How to Grow Your Woman-Owned Business

Getting certified as a woman-owned small business can open up a world of new profitable opportunities. But having your certification doesn’t necessarily mean million-dollar deals will fall into your lap!

You still need to create and execute a strategy that will help put you in front of the right prospects and move you toward closing the deal. Here’s how to leverage your certification to strategically create the opportunities you’re looking for.

Set S.M.A.R.T.(er) goals

When it comes to marketing your business more successfully, you should concentrate on two specific areas:

  1. Reaching the goals that you set.
  2. Sharing solutions with people who need them.

If you’re not sure of your business goals beyond simply “staying in business”, it’s important to begin with the end in mind.

Being specific with your goal setting means you’re more likely to see results. Use the acronym S.M.A.R.T., commonly attributed to Peter Drucker’s “management by objectives” concept, to check your goals for viability.

Specific – Your goal should have a date attached to it as well as a specific timeframe (e.g., 10 percent growth in three months or contacting 15 prospects with new marketing material this quarter).

Measurable – You need to be able to measure your progress over time. Think specific and not ambiguous (e.g., progress within a set number of weeks, months or a certain number of actions).

Achievable – Setting impossible goals will only set you up for disappointment. Be sure your goal is reasonable based on the current state of your business.

Relevant – Your goal should help you move your business toward your vision of success. Determine what your vision of success looks like and then ask yourself and your team: Does this goal brings us closer to or take us further away from that vision?

Tangible – Your goal should have a specific benefit to your company. Before committing to any goal, make sure it presents a payoff. Depending on the nature of your business, the payoff may be different from one of your peers. For example, your goal may move you toward earning more income or may help reduce operating expenses.

By setting S.M.A.R.T. goals you can start to create a strategy that will help you move closer to landing more deals.

Share your solutions with people who are already looking for them

By sharing your solutions with the right people, you will consistently create awareness of the products and services you offer. Who are the right people?

Even though you may be new to woman-owned business certification, you most likely already have a foundation of clients to mine for information. Take inventory of your best clients and identify what they have in common. These commonalities can form the framework of a strong ideal client profile that you can build an effective marketing plan around.

Start by answering the following questions:

  1. What triggered my best clients to come looking for my products or services?
  2. Which marketing strategies have generated the best results with prospects that turned into ideal clients?
  3. Which products or services do my current clients buy consistently? Which of these is most profitable?
  4. What type of language do my clients use to describe my products and/or services and their benefits?

Answering these questions can be the start of a marketing plan that can help position you as the optimal solution for the right clients. You can create marketing materials and strategies that speak directly to the problems that your current clients were experiencing before they found your company.

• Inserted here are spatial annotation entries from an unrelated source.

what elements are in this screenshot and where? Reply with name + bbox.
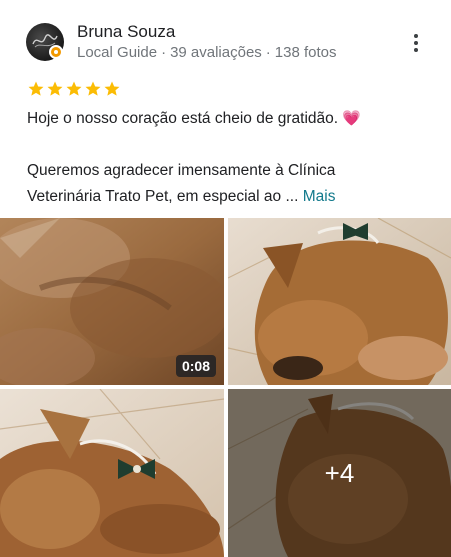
local-guide-badge-icon <box>49 45 63 59</box>
heart-emoji: 💗 <box>342 110 362 127</box>
review-line-2: Queremos agradecer imensamente à Clínica <box>27 162 336 179</box>
star-icon <box>85 81 101 96</box>
dog-photo <box>228 218 451 385</box>
review-text: Hoje o nosso coração está cheio de grati… <box>27 106 427 210</box>
more-photos-tile[interactable]: +4 <box>228 389 451 557</box>
review-line-1: Hoje o nosso coração está cheio de grati… <box>27 106 427 132</box>
review-truncated: Veterinária Trato Pet, em especial ao ..… <box>27 188 299 205</box>
review-photos: 0:08 +4 <box>0 218 451 557</box>
reviewer-meta: Local Guide · 39 avaliações · 138 fotos <box>77 44 337 61</box>
local-guide-label: Local Guide <box>77 44 158 61</box>
star-icon <box>47 81 63 96</box>
review-header: Bruna Souza Local Guide · 39 avaliações · 13… <box>0 0 451 70</box>
star-icon <box>66 81 82 96</box>
read-more-link[interactable]: Mais <box>303 188 336 205</box>
star-rating <box>27 80 122 100</box>
review-photo[interactable] <box>0 389 224 557</box>
photo-count: 138 fotos <box>274 44 337 61</box>
review-line-3: Veterinária Trato Pet, em especial ao ..… <box>27 184 427 210</box>
star-icon <box>28 81 44 96</box>
review-video-thumbnail[interactable]: 0:08 <box>0 218 224 385</box>
review-sentence: Hoje o nosso coração está cheio de grati… <box>27 110 339 127</box>
more-vert-icon <box>414 33 418 54</box>
star-icon <box>104 81 120 96</box>
more-photos-count: +4 <box>324 457 355 488</box>
reviewer-name[interactable]: Bruna Souza <box>77 22 175 42</box>
review-photo[interactable] <box>228 218 451 385</box>
separator: · <box>265 44 271 61</box>
separator: · <box>161 44 167 61</box>
review-count: 39 avaliações <box>170 44 262 61</box>
more-options-button[interactable] <box>403 30 429 56</box>
dog-photo <box>0 389 224 557</box>
video-duration-badge: 0:08 <box>175 355 216 377</box>
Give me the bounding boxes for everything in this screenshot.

Streamline your product or service offerings so that you are concentrating on the ones that are most profitable for your business. Then tailor your marketing materials toward the most popular (and profitable) options using the exact language that your existing clients use.

Finally, integrate these targeted marketing materials into a consistent plan of action that outlines weekly and monthly steps that you can commit to taking to get in front of the right audience.

Reach out to the right people

Armed with your refreshed marketing materials, reach out directly to contacts at a few companies with which you’d like to do more business.

Use digital resources, such as LinkedIn, to find contact information for your target companies’ Supplier Diversity Manager. You can also use a service, like Hoovers, to locate the appropriate contact. This is especially helpful if your target list has more than a few companies.

By researching Supplier Diversity Managers, you can save time, effort and improve the chances of finding companies and diversity professionals that have a relationship with people who already know, like and trust you. These contacts can then act as a secondary advocate as you look for new opportunities to sell to corporate.

One way to reach out to Diversity Managers is with a brief, friendly email. Mention the work you are doing for your mutual contact and provide an outline of specific problems you solve. Look for opportunities to do business together in the future or connect with them at industry events. Keep them informed as your business grows and expands or when you decide to pursue a particular request for proposal (RFP).

Put your best foot forward

Keep in mind that generating new business requires building and nurturing relationships. That’s why it’s so important that you take steps to establish those relationships as soon as possible. The fact is, even the most qualified lead may take up to eight “touches” before they’re actually ready to convert, so staying in touch is essential.

Of course, there will be instances in which your follow-through doesn’t go quite as you’d intended. The good news is even when you think you’ve dropped the ball on these leads, with the right approach, the opportunity can still be salvaged. Just focus on the fact that there was genuine interest in your product or service that likely still exists and you still have the ideal solution. Reach out and re-connect – you’ve got nothing to lose!

A future bright with possibility

As a woman-owned business, you certainly have plenty of obstacles to overcome. You also have something amazing to offer the world. By following a specific marketing plan, reaching out to the right contacts and building strong relationships, you can consistently create new and profitable opportunities for your woman-owned small business.